The bank, known as KFH, is looking into opening a branch in China and may apply for a licence to operate in Egypt, one of the Middle East’s most populous countries, Mazin Saad al-Nahedh said in an interview on Sunday from the bank’s headquarters in Kuwait City.
“There are opportunities for a Kuwaiti bank to operate in China,” al-Nahedh said. “We’ve thought about it because of China’s emergence, obvious importance to the world economy. We’re reaching saturation, particularly in the GCC banking system.”
 In Egypt, KFH, which has assets of about $57bn, is looking at options to buy an existing license to operate there, he said.

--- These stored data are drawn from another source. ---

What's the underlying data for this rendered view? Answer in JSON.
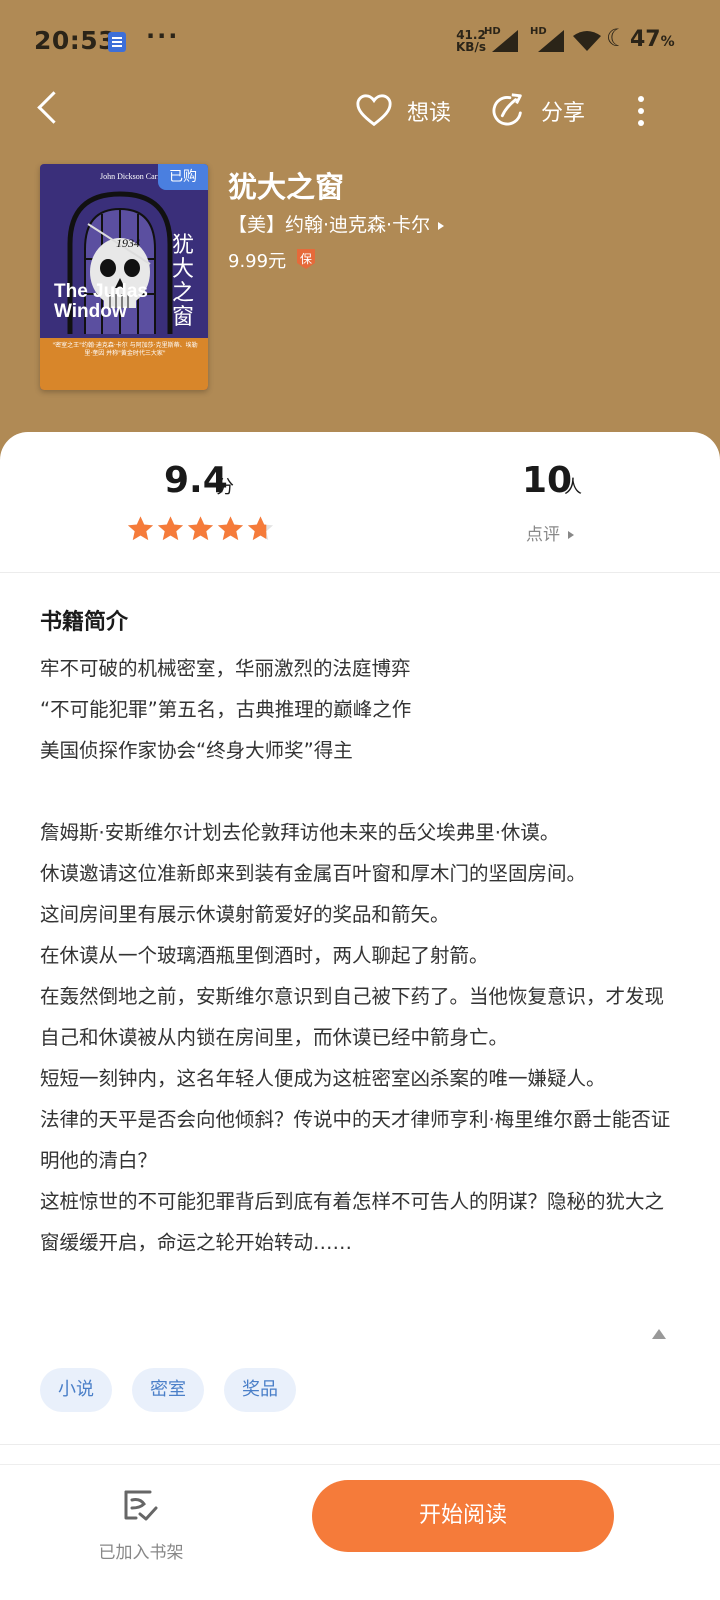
{
  "status_bar": {
    "time": "20:53",
    "more": "···",
    "net_speed_value": "41.2",
    "net_speed_unit": "KB/s",
    "hd1": "HD",
    "hd2": "HD",
    "battery": "47",
    "battery_unit": "%"
  },
  "nav": {
    "want_read_label": "想读",
    "share_label": "分享"
  },
  "book": {
    "title": "犹大之窗",
    "author": "【美】约翰·迪克森·卡尔",
    "price": "9.99元",
    "guarantee_badge": "保",
    "purchased_badge": "已购",
    "cover": {
      "author_en": "John Dickson Carr",
      "title_en": "The Judas Window",
      "title_cn": "犹大之窗",
      "year": "1934",
      "blurb": "\"密室之王\"约翰·迪克森·卡尔 与阿加莎·克里斯蒂、埃勒里·奎因 并称\"黄金时代三大家\""
    }
  },
  "rating": {
    "score": "9.4",
    "score_unit": "分",
    "stars": 4.7,
    "max_stars": 5,
    "review_count": "10",
    "review_unit": "人",
    "review_link": "点评"
  },
  "intro": {
    "title": "书籍简介",
    "paragraphs": [
      "牢不可破的机械密室，华丽激烈的法庭博弈",
      "“不可能犯罪”第五名，古典推理的巅峰之作",
      "美国侦探作家协会“终身大师奖”得主",
      "",
      "詹姆斯·安斯维尔计划去伦敦拜访他未来的岳父埃弗里·休谟。",
      "休谟邀请这位准新郎来到装有金属百叶窗和厚木门的坚固房间。",
      "这间房间里有展示休谟射箭爱好的奖品和箭矢。",
      "在休谟从一个玻璃酒瓶里倒酒时，两人聊起了射箭。",
      "在轰然倒地之前，安斯维尔意识到自己被下药了。当他恢复意识，才发现自己和休谟被从内锁在房间里，而休谟已经中箭身亡。",
      "短短一刻钟内，这名年轻人便成为这桩密室凶杀案的唯一嫌疑人。",
      "法律的天平是否会向他倾斜？传说中的天才律师亨利·梅里维尔爵士能否证明他的清白？",
      "这桩惊世的不可能犯罪背后到底有着怎样不可告人的阴谋？隐秘的犹大之窗缓缓开启，命运之轮开始转动……"
    ]
  },
  "tags": [
    "小说",
    "密室",
    "奖品"
  ],
  "bottom": {
    "shelf_label": "已加入书架",
    "start_read_label": "开始阅读"
  },
  "colors": {
    "header_bg": "#b08a55",
    "accent_orange": "#f57b3a",
    "star": "#f57b3a",
    "tag_bg": "#e9f0fb",
    "tag_text": "#4a7fc8",
    "purchased_badge": "#4a7fe0"
  }
}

Banks in the region are also facing deteriorating conditions as oil prices remain lower for longer, leading to a decline in government spending, slower economic growth and falling asset quality. In Kuwait, “while the acceleration of Islamic banking outpaces conventional banking, we see that pace is slowing down because the market is pretty much reaching equilibrium,” al-Nahedh said.
KFH is “cautiously optimistic” about its operations in Turkey, al-Nahedh said. Its subsidiary Kuveyt Turk contributes 22% to the group’s bottom line as of the end of June, he said. The bank expects credit growth of no less than 20% to 25% over the next three to four years as long as base rates remain where they are. Opportunities in the country are “vast” with significant infrastructure projects and “good growth on the SME side and in certain corporates.”

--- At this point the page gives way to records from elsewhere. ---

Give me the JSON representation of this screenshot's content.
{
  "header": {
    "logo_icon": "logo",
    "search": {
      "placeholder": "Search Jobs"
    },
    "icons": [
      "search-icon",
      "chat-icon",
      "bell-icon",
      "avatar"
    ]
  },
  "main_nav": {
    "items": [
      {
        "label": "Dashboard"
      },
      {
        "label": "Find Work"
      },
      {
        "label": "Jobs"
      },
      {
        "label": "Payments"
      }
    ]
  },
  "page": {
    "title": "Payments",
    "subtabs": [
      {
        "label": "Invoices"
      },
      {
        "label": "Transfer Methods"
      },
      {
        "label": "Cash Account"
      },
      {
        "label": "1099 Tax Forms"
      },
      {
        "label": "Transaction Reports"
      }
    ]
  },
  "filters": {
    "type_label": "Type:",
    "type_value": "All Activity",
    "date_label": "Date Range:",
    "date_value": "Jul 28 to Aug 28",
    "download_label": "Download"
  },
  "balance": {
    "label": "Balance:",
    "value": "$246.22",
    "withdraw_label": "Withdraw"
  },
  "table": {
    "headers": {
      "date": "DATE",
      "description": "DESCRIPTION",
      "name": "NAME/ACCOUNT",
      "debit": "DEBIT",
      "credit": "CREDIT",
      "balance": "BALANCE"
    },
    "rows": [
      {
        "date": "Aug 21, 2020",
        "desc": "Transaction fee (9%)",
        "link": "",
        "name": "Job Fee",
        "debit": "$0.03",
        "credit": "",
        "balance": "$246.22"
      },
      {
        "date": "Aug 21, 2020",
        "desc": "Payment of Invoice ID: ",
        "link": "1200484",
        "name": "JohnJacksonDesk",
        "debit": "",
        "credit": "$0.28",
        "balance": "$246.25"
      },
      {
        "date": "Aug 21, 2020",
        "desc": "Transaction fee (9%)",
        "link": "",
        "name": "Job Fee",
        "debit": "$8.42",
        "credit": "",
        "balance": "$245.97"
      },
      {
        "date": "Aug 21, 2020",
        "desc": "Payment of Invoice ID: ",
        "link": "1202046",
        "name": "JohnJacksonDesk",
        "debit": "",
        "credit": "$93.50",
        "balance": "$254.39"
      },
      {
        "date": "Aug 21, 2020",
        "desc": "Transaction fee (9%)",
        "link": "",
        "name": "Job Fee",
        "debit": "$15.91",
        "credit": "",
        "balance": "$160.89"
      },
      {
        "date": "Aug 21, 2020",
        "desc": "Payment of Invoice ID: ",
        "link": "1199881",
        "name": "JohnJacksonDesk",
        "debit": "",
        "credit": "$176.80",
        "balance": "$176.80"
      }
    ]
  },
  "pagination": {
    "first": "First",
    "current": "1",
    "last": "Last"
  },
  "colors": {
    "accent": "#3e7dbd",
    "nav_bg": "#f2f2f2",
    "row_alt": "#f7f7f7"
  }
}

As KFH continues its restructuring and sale of non-core assets, the bank is studying offers for its stake in Aref Investment Group, which it aims to sell by the end of the year, al-Nahedh said.
While KFH hasn’t started talks to buy Bahrain’s Ahli United Bank, the rationale for such a deal would be increasing shareholder value and building a stronger franchise, al-Nahedh said. Any such deal could “be financed through issuance of sukuk, raising capital through an IPO, or the new offering per se of new shares, that would be uptaken by potential investors,” he said.
KFH is in talks to buy Ahli United, a person familiar with the matter said in May, in a deal that would create one of the Middle East’s largest Islamic lenders with about $85bn of assets.
Although a KFH-Ahli United merger would present significant integration challenges owing to the banks’ geographically dispersed asset bases, it would be credit positive for KFH, Moody’s Investors Service said.
“We’re looking to diversify our operation, so if the target offers that diversification, more than welcome,” al-Nahedh said. “If it opens the door to new geographies for expansion, if they have the right skill sets in terms of staff, that’s also welcome, all of these are positives,” the CEO said of the possible purchase of Ahli United.
Al-Nahedh sees opportunities for Kuwaiti banks growing if more government projects materialise. “Oil prices will play a big role in basically the outlook of the country, even for the sentiment overall,” he said.